Attwood cherche à lui expliquer les règles du FMI, et en profite au passage pour s’étonner de deux émissions récentes de la radio guinéenne, les 17 et 18 juillet 1962, qui étaient des réquisitoires très violents contre le régime du Vietnam du Sud, allié des États-Unis. Sékou Touré feint une surprise complète et demande une enquête au ministère de l’information (qui compterait, selon les diplomates occidentaux, une “importante faction de sympathisants au bloc communiste.”) 209
A Washington, l’ambassadeur Attwood et le département d’État interviennent auprès de la Banque mondiale et du FMI pour que la candidature de la Guinée soit acceptée 210. En fait, le problème de l’adhésion de la Guinée à ces deux organismes — très fortement influencés par les autorités américaines — mettra encore une année à être réglé. La France, d’ailleurs, y contribuera, en aidant Conakry à mobiliser les fonds nécessaires à sa souscription au capital.
Le 27 juillet 1962, Sékou Touré reçoit à Conakry l’écrivain américain noir James Baldwin. A l’automne 1962, New York et les États-Unis accueillent une fois de plus Sékou Touré, qui ne veut pas manquer l’entrée officielle de l’Algérie aux Nations Unies ; ce pays est en effet devenu indépendant le 1er juillet, et son ami Ahmed Ben Bella a l’intention de venir lui-même prendre la parole devant l’Assemblée générale.

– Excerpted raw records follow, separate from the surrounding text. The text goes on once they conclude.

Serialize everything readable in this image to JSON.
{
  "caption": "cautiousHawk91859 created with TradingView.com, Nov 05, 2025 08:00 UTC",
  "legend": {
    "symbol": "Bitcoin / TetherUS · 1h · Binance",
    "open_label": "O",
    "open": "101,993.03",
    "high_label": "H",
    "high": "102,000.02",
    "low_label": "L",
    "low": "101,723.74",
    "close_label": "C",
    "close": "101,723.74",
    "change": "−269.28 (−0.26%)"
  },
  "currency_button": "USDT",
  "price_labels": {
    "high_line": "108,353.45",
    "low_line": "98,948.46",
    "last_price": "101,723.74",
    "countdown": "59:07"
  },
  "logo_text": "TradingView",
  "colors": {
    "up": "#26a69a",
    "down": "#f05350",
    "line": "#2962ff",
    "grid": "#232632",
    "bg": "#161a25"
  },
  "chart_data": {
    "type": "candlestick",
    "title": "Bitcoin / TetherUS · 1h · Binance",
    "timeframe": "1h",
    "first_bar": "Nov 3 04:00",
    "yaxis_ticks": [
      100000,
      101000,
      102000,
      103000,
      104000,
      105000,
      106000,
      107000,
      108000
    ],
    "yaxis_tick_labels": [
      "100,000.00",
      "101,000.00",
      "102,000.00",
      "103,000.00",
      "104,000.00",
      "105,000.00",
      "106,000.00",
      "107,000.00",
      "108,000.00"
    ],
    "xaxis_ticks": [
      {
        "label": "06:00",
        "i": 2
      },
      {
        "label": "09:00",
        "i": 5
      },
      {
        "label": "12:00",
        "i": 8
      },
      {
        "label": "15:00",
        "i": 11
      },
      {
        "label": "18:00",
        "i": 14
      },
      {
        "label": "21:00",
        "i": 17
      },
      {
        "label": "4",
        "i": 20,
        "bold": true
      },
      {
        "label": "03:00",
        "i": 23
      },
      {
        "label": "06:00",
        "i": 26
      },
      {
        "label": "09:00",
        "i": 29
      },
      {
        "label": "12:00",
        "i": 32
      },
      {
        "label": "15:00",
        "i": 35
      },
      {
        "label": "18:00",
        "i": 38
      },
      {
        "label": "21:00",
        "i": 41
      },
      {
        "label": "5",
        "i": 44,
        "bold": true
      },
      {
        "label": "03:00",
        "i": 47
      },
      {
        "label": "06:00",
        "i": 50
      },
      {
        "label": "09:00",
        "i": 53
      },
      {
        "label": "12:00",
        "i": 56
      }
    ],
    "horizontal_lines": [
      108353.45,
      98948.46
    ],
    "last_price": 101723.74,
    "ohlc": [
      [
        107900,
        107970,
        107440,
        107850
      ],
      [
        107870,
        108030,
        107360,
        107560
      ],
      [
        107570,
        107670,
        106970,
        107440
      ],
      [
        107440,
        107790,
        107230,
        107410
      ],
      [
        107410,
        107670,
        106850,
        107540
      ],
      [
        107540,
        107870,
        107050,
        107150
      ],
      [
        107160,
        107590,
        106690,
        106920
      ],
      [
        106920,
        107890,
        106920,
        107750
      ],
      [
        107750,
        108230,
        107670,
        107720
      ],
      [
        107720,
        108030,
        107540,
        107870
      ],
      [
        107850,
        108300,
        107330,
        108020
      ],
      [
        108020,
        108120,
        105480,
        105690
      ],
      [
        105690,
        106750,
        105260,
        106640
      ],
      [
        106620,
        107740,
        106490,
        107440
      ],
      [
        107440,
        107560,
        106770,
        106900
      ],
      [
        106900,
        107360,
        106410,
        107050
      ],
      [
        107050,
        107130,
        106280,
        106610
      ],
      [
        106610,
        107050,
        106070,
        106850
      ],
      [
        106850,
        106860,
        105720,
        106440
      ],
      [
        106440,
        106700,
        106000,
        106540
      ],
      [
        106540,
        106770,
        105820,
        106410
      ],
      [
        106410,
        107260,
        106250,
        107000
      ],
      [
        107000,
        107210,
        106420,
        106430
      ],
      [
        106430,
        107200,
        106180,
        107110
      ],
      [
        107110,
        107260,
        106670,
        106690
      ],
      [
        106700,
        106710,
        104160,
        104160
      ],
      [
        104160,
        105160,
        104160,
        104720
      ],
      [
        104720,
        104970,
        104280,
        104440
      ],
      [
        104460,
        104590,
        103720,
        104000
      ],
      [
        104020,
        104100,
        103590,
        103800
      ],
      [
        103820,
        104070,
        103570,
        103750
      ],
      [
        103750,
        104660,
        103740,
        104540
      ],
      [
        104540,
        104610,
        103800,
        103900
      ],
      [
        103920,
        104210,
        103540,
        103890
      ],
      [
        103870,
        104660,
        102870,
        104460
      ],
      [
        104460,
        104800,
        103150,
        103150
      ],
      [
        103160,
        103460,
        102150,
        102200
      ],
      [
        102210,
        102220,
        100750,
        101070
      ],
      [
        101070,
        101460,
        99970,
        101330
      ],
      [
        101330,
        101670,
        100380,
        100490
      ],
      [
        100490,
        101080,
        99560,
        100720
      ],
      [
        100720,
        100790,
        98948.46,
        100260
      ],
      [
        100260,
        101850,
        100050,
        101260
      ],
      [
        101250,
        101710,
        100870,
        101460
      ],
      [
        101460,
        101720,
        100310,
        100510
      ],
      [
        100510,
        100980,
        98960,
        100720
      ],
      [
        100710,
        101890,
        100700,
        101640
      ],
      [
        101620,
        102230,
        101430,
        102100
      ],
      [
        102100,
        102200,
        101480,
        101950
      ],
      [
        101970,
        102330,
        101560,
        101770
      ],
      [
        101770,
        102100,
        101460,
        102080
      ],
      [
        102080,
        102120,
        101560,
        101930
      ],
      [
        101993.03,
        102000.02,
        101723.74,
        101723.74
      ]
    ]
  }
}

Le 6 septembre, alors qu’il se trouve encore à Conakry pour y préparer la session de l’Assemblée générale des Nations Unies, Diallo Telli a un nouvel entretien avec William Attwood ; il lui fait part du souhait de Sékou Touré de rencontrer le président Kennedy, avec lequel il s’est borné depuis son élection à échanger des télégrammes et des communications écrites ; le leader guinéen voudrait en particulier l’informer des difficultés économiques dans lesquelles se débat son pays et lui demander d’accroître son aide, alors que les relations avec la France restent mauvaises (l’embellie due à la fin de la guerre d’Algérie ne dure guère) et que les rapports avec l’Union soviétique se sont dégradés subitement à la suite du “complot des enseignants”, où Conakry a vu la main des soviétiques, ce qui entraîna l’expulsion, en décembre 1961, de l’ambassadeur d’URSS.

Telli en profite pour montrer à son homologue Attwood une lettre que lui-même et plusieurs autres délégués africains à New York ont reçue d’un groupe fascisant américain nommé les “Amis du sénateur Ellender”, les traitant sans ambages de “sales nègres, de cannibales, de communistes” ; le sénateur américain Ellender était considéré comme un spécialiste des questions africaines et avait fait plusieurs voyages d’inspection en Afrique ; il s’était à cette occasion rendu en Guinée. Telli demande que le gouvernement américain mette fin à de telles pratiques injurieuses.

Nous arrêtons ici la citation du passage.